Democrats and left-leaning political commentators have grown especially frustrated in recent weeks with the mainstream media for ignoring how Trump is falling apart. Trump used to talk out of both sides of his mouth, but he's gotten much worse now that he's 78 years old. As Dan Pfeiffer wrote in his newsletter, "While he was never a particularly cogent orator, Trump devolved into someone who spews nonstop nonsense; he frequently misspeaks, refers to people by the wrong name, and constantly loses his train of thought."

Beltway journalists have fallen into a bad habit of rewriting Trump's babbling monologues so that they sound like coherent political speeches. For instance, when Trump was recently asked about childcare policy, he let loose with, "I think when you talk about the kind of numbers that I’m talking about . . . child care is child care. You have to have it — in this country you have to have it," before going into a rant about tariffs. This was characterized by the New York Times as Trump saying "he would prioritize legislation on the issue but offered no specifics." This imposes a coherence that wasn't there and is also flatly untrue, as Trump never said it was a priority. 

Media critic Parker Molloy dubbed this practice "sane-washing," arguing that "it’s a form of misinformation" that presents news consumers "with a version of Trump that bears little resemblance to reality." Real-life Trump is not the normal politician presented in news coverage but is, as the Harris campaign memorably noted in July, "old and quite weird." Luckily, Molloy's coinage of "sane-washing" seems to be a wake-up call, especially after Lawrence O'Donnell of MSNBC picked it up.

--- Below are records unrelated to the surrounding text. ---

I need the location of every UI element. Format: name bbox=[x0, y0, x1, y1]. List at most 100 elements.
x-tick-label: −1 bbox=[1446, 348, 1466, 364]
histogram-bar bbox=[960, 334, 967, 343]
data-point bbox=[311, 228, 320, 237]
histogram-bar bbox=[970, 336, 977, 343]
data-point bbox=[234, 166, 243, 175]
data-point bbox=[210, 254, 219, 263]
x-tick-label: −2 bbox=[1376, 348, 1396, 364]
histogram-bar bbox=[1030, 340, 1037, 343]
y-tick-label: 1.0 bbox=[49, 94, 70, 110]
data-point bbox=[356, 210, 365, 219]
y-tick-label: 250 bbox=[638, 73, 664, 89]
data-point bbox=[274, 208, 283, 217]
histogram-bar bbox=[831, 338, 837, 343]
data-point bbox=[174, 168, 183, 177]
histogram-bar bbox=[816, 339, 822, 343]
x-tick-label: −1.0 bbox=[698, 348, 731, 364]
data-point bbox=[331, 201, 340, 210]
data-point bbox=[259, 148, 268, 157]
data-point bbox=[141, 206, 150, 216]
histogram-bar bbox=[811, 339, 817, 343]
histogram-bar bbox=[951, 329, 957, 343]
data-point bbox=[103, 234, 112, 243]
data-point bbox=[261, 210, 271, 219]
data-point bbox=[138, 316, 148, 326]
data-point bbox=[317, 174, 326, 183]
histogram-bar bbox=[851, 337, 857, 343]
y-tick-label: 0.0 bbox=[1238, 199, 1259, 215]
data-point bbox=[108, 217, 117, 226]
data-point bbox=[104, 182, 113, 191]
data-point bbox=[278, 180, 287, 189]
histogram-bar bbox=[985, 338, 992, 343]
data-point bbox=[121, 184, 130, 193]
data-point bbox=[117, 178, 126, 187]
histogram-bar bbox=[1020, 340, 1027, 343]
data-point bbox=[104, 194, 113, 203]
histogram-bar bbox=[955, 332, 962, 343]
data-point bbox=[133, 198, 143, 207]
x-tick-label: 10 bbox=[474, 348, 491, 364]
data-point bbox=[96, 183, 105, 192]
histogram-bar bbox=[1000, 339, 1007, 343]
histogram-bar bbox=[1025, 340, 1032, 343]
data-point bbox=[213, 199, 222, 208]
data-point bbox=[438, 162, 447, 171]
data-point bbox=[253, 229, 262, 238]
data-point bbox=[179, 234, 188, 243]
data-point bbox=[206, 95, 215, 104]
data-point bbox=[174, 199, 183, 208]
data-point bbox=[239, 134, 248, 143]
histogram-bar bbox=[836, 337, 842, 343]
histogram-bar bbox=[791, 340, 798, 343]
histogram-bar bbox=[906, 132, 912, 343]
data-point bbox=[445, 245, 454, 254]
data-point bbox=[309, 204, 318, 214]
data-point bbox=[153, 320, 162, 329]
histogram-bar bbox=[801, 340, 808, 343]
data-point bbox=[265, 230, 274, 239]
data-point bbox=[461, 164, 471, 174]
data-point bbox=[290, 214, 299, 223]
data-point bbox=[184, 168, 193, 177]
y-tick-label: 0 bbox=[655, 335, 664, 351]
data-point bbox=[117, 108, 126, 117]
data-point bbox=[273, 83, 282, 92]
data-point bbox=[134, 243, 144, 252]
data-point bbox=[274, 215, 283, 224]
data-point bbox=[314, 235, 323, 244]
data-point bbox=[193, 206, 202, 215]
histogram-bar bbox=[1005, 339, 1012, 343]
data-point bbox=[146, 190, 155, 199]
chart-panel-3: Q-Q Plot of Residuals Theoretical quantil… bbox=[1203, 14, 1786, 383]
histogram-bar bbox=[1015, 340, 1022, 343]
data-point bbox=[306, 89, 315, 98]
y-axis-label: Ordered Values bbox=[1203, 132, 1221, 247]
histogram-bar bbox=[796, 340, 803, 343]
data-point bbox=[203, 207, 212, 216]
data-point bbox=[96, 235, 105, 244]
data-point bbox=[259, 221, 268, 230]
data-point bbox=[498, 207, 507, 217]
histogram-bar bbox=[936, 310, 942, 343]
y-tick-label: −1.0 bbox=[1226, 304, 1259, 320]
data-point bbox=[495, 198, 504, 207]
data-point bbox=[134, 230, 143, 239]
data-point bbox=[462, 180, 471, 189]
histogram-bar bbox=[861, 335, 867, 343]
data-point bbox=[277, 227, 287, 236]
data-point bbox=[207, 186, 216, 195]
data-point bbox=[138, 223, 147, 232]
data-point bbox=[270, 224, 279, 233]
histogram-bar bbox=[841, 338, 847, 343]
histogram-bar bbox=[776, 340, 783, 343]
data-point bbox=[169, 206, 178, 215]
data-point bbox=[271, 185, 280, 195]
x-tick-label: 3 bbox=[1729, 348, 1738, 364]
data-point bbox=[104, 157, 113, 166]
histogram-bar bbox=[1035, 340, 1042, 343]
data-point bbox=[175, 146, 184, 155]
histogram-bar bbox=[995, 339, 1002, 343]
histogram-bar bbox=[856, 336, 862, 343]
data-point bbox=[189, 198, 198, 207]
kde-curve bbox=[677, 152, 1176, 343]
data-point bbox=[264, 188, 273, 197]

On Monday, the New York Times seemed to hear the criticism. "As Debate Looms, Trump Is Now the One Facing Questions About Age and Capacity," read the headline of an article published on the front page. Instead of trying to make sense of Trump's word salads, Peter Baker wrote, "Trump’s rambling speeches, sometimes incoherent statements and extreme outbursts have raised questions about his own cognitive health." 

After last night's debate performance, hopefully, the questions about Trump's basic brain functionality will grow even louder. One of the biggest issues with Trump is every trait he has and everything he does is terrible, paralyzing efforts to narrow down criticisms into something digestible. The Harris campaign made their choice to focus on how Trump is old and weird. In this debate, Harris successfully zeroed in on that narrative, hitting it over and over. Now every garbled statement or odd behavior from Trump will reinforce her message. Luckily for her, Trump can no more stop acting weird than he can stop wearing orange makeup.